At approximately 200 pounds, a male juvenile black bear made himself at home wandering through the White Oak Drive subdivision across from the Church of God in South Boston before climbing a tree on the Halifax County Middle School grounds.
According to Halifax County Animal Control Chief Warden Todd Moser, a call came in around 5:30 p.m. for a bear that had been spotted in the Centerville area.
“He was originally seen in Centerville, then in the backyard of a subdivision across from the Church of God. South Boston Police cornered him near the football field at the middle school,” said Moser.
A few moments later, the Halifax County Animal Control officers tranquilized the young bear that had climbed to safety in a tree at the middle school.
Halifax County Animal Control officers were assisted by Campbell County Animal Control, the Virginia Department of Game and Inland Fisheries biology team, Halifax County Sheriff’s Office and the South Boston Police Department.
“We all worked well together. Now the bear can go live his life, and so can we,” said Moser.
Moser said once the bear was tranquilized, it was taken by the biology team to be monitored for a few days and then relocated to an unknown destination.

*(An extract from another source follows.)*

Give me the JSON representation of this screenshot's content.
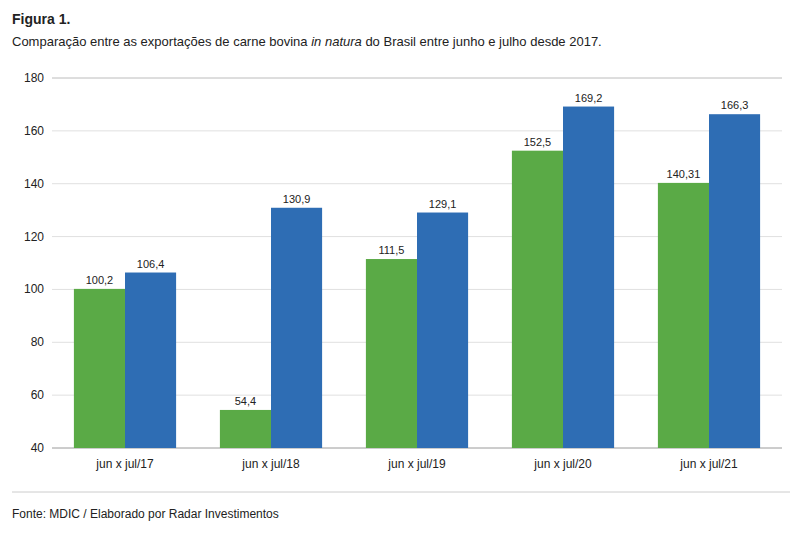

“They have to monitor him for a few days to make sure he’s ok, and then they will relocate him. They never tell us where,” said Moser.
A biologist with the Department of Game and Inland Fisheries picked up the bear that spent the night in a Department of Game and Inland Fisheries culvert trap and was brought to the Wildlife Center Wednesday morning.
The bear is now at the Wildlife Center of Virginia in Waynesboro, and according to Randy Huwa, executive vice president at the center, the bear is expected to remain there for about a month until mid-December.
Because the 200-pound male black bear was chemically immobilized, the bear cannot be released until the drugs have left his system, according to Huwa. This is to protect any human who might shoot and consume the bear during the legal bear hunting season.
In Halifax County, bear hunting season runs from Dec. 10-15. Once hunting season is over, the Virginia Department of Game and Inland Fisheries will release the bear back in Halifax County.
The chief warden attributes the lack of timber in the county for the reason the young bear traveled through the Town of South Boston Tuesday evening.
“This time of year they are foraging for food before they hibernate…and with all the timber cut down in this county, their habitat is down,” said Moser.
Moser suggests county residents keep dog food inside, keep garbage up and don’t leave any scraps lying around. These precautions will limit the possibility of a bear visit.
Bears have been in Halifax County for the last 20 years, according to Moser, and with the continuance of timber being cut, residents can expect to see more wildlife including bears, coyotes, bobcats, foxes and deer.
“Don’t be scared if you see a bear. Just leave it alone and report the sighting, especially in town,” Moser concluded.